Blog | Permanezcan borrachos

Sacadnos de aquí

Al desfilar por delante, camino de la biblioteca, me gustaba espiar el interior
Tienda de Orange, en Ribadeo. AMA

EN UNA TIENDA DE TELECOMUNICACIONES y electrónica que hay cerca de mi casa cuelga un papel que dice: "Cerrado por enfermedad. Disculpen las molestias". Es un mensaje ligeramente inquietante. Su firmeza te hace sospechar que ocurre algo malo, aunque no sepas el qué. Está escrito a mano, en rojo, con letras mayúsculas, y aparece firmado con un garabato que se parece bastante a la letra f. La primera vez que vi el aviso pensé que cualquiera puede levantarse destrozado una mañana, incapaz de poner los pies fuera de la cama sin desmoronarse, como si ya solo fuese ropa.

Ese día me pregunté, de un modo un poco absurdo, si habría acudido el dueño en persona a colgar el aviso, pese a estar enfermo, o si solo lo escribió —o ni eso— y envió a alguien a pegarlo en la puerta. Quizá ni siquiera fuese el dueño el enfermo, sino un ser querido. Mi curiosidad duró unos segundos, arrasada por algún otro pensamiento, o simplemente por la fuerza con que se impone casi siempre la mente en blanco en cabezas como la mía.

A la mañana siguiente, cuando volví a pasar por delante del negocio, vi que seguía cerrado. Vaya. No acababa de entender por qué el dueño había elegido ofrecer detalles tan personales del cierre, capaces de angustiar a su clientela más sensible. Alguien pensará que habría bastado con que el cartel anunciase "Cerrado hasta nuevo aviso", o algo por el estilo, lo suficiente impreciso, y a la vez eficaz.

Por primera vez en muchos años me fijé en el nombre de la tienda. Intenté recordar cómo era el dueño y no pude. No sabía si hablaba habitualmente en gallego o en español, si a lo mejor tenía el pelo ensortijado, si usaba camisas muy planchadas, o gafas, o tenía las uñas cortas, cómo era su voz, si se mostraba o no impávido con sus clientes, si se entretenía haciendo mil pequeñas cosas mientras no había clientes o si en cambio se distraía mirando a la calle, pensando en mil cosas en lugar de hacerlas. Solo en una ocasión acudí a su tienda.

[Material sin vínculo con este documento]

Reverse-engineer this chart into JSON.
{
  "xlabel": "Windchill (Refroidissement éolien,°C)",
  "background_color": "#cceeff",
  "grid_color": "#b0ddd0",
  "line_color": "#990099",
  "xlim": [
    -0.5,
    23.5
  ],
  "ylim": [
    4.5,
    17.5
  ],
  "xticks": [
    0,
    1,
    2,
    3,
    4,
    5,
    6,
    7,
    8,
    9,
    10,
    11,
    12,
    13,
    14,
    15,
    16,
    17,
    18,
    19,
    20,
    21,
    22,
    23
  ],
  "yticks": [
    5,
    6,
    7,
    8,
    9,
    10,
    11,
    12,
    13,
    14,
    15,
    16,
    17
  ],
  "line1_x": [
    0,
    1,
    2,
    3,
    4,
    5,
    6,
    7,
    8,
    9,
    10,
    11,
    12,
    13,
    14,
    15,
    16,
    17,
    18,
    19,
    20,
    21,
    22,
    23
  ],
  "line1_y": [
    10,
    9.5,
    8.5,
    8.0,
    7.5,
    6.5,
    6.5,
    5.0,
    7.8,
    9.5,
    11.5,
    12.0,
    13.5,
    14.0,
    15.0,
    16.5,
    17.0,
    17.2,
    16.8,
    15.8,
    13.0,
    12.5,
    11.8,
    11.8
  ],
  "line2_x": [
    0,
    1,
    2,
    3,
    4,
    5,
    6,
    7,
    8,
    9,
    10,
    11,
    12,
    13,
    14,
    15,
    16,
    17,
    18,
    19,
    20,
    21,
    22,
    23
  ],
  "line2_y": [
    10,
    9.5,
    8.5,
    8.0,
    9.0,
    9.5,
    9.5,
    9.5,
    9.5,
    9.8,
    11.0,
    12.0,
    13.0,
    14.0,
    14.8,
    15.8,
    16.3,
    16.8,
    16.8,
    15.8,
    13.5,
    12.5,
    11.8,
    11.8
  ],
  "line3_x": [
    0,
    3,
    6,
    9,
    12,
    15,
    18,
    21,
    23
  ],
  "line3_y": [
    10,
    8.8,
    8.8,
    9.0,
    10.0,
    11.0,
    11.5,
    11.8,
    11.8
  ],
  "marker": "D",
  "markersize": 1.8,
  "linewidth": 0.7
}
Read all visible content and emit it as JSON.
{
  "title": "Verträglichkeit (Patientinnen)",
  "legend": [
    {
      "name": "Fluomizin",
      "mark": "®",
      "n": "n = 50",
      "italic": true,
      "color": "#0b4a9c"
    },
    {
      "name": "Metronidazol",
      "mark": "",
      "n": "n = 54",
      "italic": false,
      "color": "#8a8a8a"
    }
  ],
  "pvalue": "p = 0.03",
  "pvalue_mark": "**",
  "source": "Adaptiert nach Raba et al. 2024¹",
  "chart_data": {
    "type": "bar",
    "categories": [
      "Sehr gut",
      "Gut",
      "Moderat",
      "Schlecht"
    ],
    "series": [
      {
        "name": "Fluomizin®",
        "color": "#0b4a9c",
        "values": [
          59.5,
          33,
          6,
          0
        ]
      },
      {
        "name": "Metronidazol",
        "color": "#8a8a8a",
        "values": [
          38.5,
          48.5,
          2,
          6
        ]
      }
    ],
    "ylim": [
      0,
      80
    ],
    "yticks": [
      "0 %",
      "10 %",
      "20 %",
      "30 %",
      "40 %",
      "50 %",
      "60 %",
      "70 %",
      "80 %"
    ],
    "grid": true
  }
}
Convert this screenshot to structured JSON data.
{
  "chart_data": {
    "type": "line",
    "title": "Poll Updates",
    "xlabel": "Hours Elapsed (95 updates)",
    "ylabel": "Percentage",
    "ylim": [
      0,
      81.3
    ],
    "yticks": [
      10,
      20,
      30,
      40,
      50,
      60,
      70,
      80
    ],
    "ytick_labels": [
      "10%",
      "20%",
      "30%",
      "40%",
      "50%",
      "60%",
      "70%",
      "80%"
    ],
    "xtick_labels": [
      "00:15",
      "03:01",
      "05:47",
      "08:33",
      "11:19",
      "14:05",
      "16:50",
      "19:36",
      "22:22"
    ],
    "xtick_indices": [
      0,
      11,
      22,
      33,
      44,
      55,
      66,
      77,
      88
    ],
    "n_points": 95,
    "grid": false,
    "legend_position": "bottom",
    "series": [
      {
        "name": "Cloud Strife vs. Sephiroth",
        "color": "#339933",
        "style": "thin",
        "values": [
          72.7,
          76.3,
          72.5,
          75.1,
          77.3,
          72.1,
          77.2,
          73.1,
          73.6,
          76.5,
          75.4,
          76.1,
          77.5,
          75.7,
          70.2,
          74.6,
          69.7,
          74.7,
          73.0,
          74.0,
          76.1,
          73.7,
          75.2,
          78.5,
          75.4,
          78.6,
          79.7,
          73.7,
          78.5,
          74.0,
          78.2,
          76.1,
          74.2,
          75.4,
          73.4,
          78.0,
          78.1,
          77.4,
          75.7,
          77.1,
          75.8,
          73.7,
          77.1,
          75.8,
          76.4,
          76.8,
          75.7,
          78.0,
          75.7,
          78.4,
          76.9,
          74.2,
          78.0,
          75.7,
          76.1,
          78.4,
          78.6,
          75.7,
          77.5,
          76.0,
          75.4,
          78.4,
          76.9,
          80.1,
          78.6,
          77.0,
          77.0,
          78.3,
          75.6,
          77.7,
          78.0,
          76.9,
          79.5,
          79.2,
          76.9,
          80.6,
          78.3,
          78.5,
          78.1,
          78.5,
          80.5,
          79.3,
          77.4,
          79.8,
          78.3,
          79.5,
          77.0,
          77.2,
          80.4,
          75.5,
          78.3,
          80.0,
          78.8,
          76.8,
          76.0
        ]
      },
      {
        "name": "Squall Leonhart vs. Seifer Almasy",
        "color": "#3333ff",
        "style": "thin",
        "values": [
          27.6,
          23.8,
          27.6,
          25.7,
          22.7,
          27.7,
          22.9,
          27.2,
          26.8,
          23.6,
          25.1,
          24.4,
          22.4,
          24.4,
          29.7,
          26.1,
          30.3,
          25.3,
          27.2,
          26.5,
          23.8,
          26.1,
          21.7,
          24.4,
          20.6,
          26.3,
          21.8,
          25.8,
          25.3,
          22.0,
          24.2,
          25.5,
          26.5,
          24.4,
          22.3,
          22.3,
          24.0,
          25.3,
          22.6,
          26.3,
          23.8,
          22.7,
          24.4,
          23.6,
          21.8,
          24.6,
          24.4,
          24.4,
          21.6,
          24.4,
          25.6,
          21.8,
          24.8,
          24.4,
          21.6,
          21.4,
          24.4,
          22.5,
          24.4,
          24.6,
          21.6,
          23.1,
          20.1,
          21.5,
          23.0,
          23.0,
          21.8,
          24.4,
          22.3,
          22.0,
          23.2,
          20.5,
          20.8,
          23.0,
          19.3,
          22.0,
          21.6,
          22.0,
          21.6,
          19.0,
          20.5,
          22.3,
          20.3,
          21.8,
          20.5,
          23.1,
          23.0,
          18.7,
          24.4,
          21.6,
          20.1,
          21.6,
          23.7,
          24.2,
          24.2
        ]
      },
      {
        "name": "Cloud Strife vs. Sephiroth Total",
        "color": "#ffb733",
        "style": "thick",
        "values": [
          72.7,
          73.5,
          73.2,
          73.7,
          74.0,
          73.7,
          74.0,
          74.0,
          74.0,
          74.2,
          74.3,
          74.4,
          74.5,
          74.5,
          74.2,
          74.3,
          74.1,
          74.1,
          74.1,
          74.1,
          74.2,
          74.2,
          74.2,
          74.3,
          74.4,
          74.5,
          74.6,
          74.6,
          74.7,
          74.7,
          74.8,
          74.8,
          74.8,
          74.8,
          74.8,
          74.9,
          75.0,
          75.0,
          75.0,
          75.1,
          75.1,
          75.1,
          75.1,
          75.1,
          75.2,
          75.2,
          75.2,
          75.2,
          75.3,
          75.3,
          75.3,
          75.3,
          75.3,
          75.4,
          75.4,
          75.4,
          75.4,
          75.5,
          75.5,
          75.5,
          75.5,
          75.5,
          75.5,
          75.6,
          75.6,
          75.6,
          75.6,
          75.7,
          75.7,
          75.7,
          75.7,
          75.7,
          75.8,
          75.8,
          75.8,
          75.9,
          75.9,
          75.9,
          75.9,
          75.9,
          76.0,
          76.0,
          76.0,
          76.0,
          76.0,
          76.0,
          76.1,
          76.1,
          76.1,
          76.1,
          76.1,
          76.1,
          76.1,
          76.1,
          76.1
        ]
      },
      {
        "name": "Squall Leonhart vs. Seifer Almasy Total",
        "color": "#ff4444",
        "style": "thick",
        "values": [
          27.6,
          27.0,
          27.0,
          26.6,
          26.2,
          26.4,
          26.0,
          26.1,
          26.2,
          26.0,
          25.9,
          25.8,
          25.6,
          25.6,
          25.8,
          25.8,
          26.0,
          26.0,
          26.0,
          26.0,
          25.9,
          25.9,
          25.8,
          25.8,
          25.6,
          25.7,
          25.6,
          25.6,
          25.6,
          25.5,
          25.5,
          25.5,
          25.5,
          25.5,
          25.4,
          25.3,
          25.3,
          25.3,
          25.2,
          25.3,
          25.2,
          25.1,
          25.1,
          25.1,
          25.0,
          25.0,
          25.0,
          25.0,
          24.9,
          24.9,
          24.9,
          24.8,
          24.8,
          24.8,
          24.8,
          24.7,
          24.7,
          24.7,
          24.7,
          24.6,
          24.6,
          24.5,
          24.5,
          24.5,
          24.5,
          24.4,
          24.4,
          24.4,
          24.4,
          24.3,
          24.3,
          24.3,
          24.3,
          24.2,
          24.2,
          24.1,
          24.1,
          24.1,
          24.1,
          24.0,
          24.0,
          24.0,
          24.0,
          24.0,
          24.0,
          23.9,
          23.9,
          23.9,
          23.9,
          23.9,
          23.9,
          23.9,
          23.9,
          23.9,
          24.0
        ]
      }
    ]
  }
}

No consigo recordar a qué. Quizá entré a preguntar por unos auriculares o un disco duro, que finalmente no compré. Al desfilar por delante, camino de la biblioteca, me gustaba espiar el interior. Miraba dentro y veía, en cierto sentido, el desierto, incluso las tardes de lluvia, y las de relleno. Rara era la vez que distinguía más de un cliente. Había algo que te invitaba a seguir tu camino, en lugar de entrar, y sin embargo había algo más que te invitaba a girarte. Algunos días te daban ganas de traspasar la puerta solo para decirle: "Hola, señor, no quiero nada, pero tenga un buen día". Pero ni yo soy tan cretino.

Pasaron más días y el negocio siguió sin dar muestras de vida. Empecé a pensar en enfermedades que parecían poca cosa al principio, y que inesperadamente se tornaban más graves y prolongadas. De algún modo, se me hizo también natural no volver la cabeza al transitar a su lado, como si ya no existiese interior que observar. Hasta que esta semana, al acudir a la biblioteca a retirar un ejemplar de Prácticas indecibles, actos antinaturales, de Donald Barthelme, caí en la cuenta de que había transcurrido un mes. De hecho, no tenía claro si, en realidad, habían transcurrido dos meses.

Me asaltó, sin que yo pudiese esquivarlo, un pensamiento innecesario. ¿Y si…? No parecía probable. ¿De dónde sacaba una idea así? Alguien a estas alturas, me dije, habría tenido ya la idea de ir a la tienda para retirar el cartel. Pero también me dije que el mundo está más lleno que nunca de soledades. Deseé con todas mis fuerzas que la tienda abriese pronto para comprar, por ejemplo, una disquetera externa. Fue lo primero que se me ocurrió que podía resultarme útil. Ese día me detuve ante el escaparate. El cristal me devolvía los reflejos de la calle, así que acerqué la cabeza todo cuanto pude, hasta apreciar el interior sin interferencias. Adiviné el polvo sobre los artículos a la vista, como radios, amplificadores de voz, micrófonos o cargadores de teléfono. En mi cabeza escuché voces de cosas gritando "Socorro, sacadnos de aquí".